Wednesday, November 03, 2004

On an unexpectedly crappy day

Okay, so by now you've figured out that what happened with last night's election is what I really, really, really really didn't want to happen. I'm not pleased with the results, not even a litle bit. I think the biggest disappointment for me - well, okay, obviously the biggest one is the re-election of the man whom I firmly believe will be the downfall of our country - but a great big disappointment, one of the top three, is Georgia's passage of Amendment One, which outlaws not only gay marriage but also civil unions and many same-sex domestic partner benefits. Living in Atlanta, within the protective embrace of the Perimeter, it's easy to forget that the vast majority of the state consists of backwards, homophobic redneck hicks who would be perfectly happy to bring back lynching because Jesus tells them so. Think I sounds elitist and judmental? I care.

I'm having a really hard time dealing with a lot of Bush supporters this morning. Most of the Bushies in my office have been really decent (as decent as I hope I'd be in their shoes), but there have been some that I just wanted to thump on the nose with a rolled-up newspaper. One in particular was updating us with election results via e-mail all night last night, crowing over each new state and signing each e-mail with "Go W!" "Go W!"? Because this is some sort of a football game? Because all that matters is that her team gets the trophy, and then they all get to celebrate over malteds at the Dine-O-Mat?

I really think that a lot of Republicans have missed the gravity of this election, and it makes sense that they might. For so many Bush supporters, their entire policy knowledge base comes from what Bush himself told them. They don't think that our economy is in trouble, or that the war in Iraq was a bad idea, or that his education plan is ineffective at best, because he told them that things are just peachy, and they believed him without question. They think that Bush is the best choice because he's the candidate that Jesus would chose. That attitude is astounding to anyone who has any grasp of the current situation both at home and abroad and realizes that the wrong choice on November 2 could - and I don't mean to overdramatize here, but it really could - result in chaos in the Middle East, economic collapse or near-collapse, and the appointment of our country's most conservative Supreme Court ever (and all that accompanies it).

I've got to quote some poor, sad woman who tried to look earnest and intelligent as she gazed into the TV camera outside of her hurricane-ravaged home and said, "I do not know what have happen, but something have got to be did." And indeed it do. At this point, I have no idea what that something might be. I'm still in the recovery stage, sifting through my options, trying to decide whether to fight against the inevitable or just close my eyes for the next four years and let it all run over me.

Had a discussion with my dad the other day re: the upcoming election. He shared with me some trends and projections that made me less-than-comfortable about Kerry's chances and the discussion turned to what we would do if, God forbid, Bush should get re-elected. I pulled out the comment about making a run for it, leaving the country, going to Canada. Daddy said that he wasn't about to do that. He said that he was an American before all else, that this was his country, right or wrong, and he wasn't going to leave it. I made the point that watching Bush lead the US for the next four years would be like watching intruders rape your wife in front of you while you sat bound and helpless .

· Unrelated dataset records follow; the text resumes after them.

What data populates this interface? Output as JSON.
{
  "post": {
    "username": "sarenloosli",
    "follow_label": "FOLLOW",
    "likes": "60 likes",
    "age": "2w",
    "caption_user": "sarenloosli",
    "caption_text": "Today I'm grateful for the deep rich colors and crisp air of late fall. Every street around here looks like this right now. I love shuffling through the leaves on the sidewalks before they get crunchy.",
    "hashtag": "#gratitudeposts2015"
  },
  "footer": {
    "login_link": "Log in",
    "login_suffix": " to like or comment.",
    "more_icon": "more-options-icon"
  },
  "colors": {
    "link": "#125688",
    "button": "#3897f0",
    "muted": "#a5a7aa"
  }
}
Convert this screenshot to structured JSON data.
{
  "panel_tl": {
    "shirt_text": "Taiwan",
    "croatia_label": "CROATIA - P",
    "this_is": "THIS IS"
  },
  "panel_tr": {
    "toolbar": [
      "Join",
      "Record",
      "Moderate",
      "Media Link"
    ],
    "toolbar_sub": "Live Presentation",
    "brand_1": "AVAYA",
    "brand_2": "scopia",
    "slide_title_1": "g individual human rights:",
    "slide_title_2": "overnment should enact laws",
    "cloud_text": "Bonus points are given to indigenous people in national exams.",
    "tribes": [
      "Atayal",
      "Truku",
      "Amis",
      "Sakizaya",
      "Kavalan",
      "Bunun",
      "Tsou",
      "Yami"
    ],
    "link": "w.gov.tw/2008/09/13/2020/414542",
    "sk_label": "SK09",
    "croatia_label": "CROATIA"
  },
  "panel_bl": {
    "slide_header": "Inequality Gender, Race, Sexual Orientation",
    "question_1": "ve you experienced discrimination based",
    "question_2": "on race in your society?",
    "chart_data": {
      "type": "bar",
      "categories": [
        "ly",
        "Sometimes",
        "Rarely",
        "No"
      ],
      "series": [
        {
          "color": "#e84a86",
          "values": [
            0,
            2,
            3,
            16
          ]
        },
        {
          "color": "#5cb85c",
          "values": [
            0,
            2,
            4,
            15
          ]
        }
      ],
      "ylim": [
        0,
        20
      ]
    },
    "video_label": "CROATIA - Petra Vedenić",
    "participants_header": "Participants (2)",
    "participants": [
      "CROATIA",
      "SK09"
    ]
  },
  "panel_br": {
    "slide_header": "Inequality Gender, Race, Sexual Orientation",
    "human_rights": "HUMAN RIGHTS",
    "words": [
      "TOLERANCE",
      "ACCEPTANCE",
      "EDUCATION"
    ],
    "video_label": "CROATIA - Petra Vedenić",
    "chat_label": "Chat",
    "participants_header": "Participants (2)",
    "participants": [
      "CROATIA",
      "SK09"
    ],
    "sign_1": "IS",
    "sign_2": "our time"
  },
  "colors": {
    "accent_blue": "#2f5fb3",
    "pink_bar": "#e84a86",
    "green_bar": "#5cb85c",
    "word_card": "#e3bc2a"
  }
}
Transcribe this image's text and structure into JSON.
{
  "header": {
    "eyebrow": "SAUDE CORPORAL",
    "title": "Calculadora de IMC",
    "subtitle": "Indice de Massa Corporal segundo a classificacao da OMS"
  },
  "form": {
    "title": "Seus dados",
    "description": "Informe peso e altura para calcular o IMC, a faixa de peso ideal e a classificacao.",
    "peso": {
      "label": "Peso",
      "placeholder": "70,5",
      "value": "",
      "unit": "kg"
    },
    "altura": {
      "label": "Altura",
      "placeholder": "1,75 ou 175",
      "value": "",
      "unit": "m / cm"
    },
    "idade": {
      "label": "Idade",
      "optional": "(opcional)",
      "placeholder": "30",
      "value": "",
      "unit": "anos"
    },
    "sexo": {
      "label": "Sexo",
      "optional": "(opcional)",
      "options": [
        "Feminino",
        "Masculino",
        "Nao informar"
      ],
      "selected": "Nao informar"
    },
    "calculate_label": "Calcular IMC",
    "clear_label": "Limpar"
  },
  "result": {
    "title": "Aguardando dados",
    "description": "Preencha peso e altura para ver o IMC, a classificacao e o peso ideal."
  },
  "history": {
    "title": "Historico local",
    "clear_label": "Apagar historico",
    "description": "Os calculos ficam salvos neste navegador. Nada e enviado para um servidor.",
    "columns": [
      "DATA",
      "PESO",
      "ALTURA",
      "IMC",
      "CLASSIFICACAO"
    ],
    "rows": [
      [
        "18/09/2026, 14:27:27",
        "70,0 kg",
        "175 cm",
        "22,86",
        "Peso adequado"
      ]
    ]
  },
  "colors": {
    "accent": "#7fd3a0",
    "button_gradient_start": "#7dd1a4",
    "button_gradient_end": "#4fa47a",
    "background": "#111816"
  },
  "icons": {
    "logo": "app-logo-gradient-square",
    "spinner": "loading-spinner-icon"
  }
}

I haven't figured out where I am on that now. I know I'm not going to leave any time soon. And for all I know, the future isn't nearly as bleak as it seems right now. But it does seem pretty bleak, and pretty scary, and pretty frustrating that only 49% of the US population can tell when they're being taken advantage of by the most powerful man in the world. Later on, when passions have cooled a bit and we have some idea of the changes that Bush might make in the future (God willing), I'll look at it all a bit more closely and figure out where I'm headed after this. I hope it's here; I love America, and I really do want to stay. But something have got to be did.

Update: From Wonkette, Harper's offers helpful instructions for those who decide to leave the country after all. Mary at Naked Furniture says what I'm feeling, better than I could say it. And Matt at Basket Full of Puppies says the other thing that I'm feeling, which at first glance might seem to contradict the first thing but if you read it through, actually doesn't.


Anonymous said...

The whole thing had me bummed too. Thinking about the future of the Supreme Court being the worst because it's effects will be so long lasting.

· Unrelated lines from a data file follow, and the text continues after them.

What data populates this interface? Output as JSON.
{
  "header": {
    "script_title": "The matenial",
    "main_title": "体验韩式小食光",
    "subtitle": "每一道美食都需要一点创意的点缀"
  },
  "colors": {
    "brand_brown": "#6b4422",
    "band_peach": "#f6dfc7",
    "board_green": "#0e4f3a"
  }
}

But here in my office I have an old, very yellowed news paper clipping I saved from the Reagan years. It's titled "A Wise Nation Doesn't Keep its Poor Down" Its written by Tom Teepen and too long for me to post here. I'm selecting his concluding paragraphs:

"It is a special cruelty to abuse the poor with their own poverty as the proof of their worthlessness, the fashion these days. A decent nation does not scoff at its poor. A prudent nation is skeptical, at least, of a politics that holds--to the convenience of the well-off, as it happens--that the best thing to do for the poor is beat on them until they get the message to stop being poor.

It is less clear what a wise nation does.

First, care. At a minimum, see the lockstep between income and education, and intervene with whatever resources and tenacity it takes to get the poor up to educational speed; no excuses allowed.

A wise nation, in any event, understands that a worsening, and apparently hardening, inequity is not even a friend of its prosperous and is the deadly enemy of its best future."

Our system of government has a built in mechanism for revolution. We hold elections every 4 years for the chief executive of our country. It seems that most people have not seen where this path George Bush has set us on leads. Given 4 more years, the destination will be clearer.

For the next four years, those of us who see that far down the road already, will fight to open the eyes of those who still do not see, and slow this juggernaut as best we can until those others join us. I will not stay quiet while the deed it done. Blog on


Anonymous said...

There's no underestimating human desire to believe. So many Bush voters are not stupid, just mis-informed, and they don't want to know any different. They just want to feel right, to feel safe, like they've done something to protect themselves from the big scary chaotic world.

As Kerry supporter, we wanted to believe more people believe like us. It seems we just have more educating to do.

But maybe W himself will really drive home the "lesson" in the next 4 years; let's do our best to "help" him!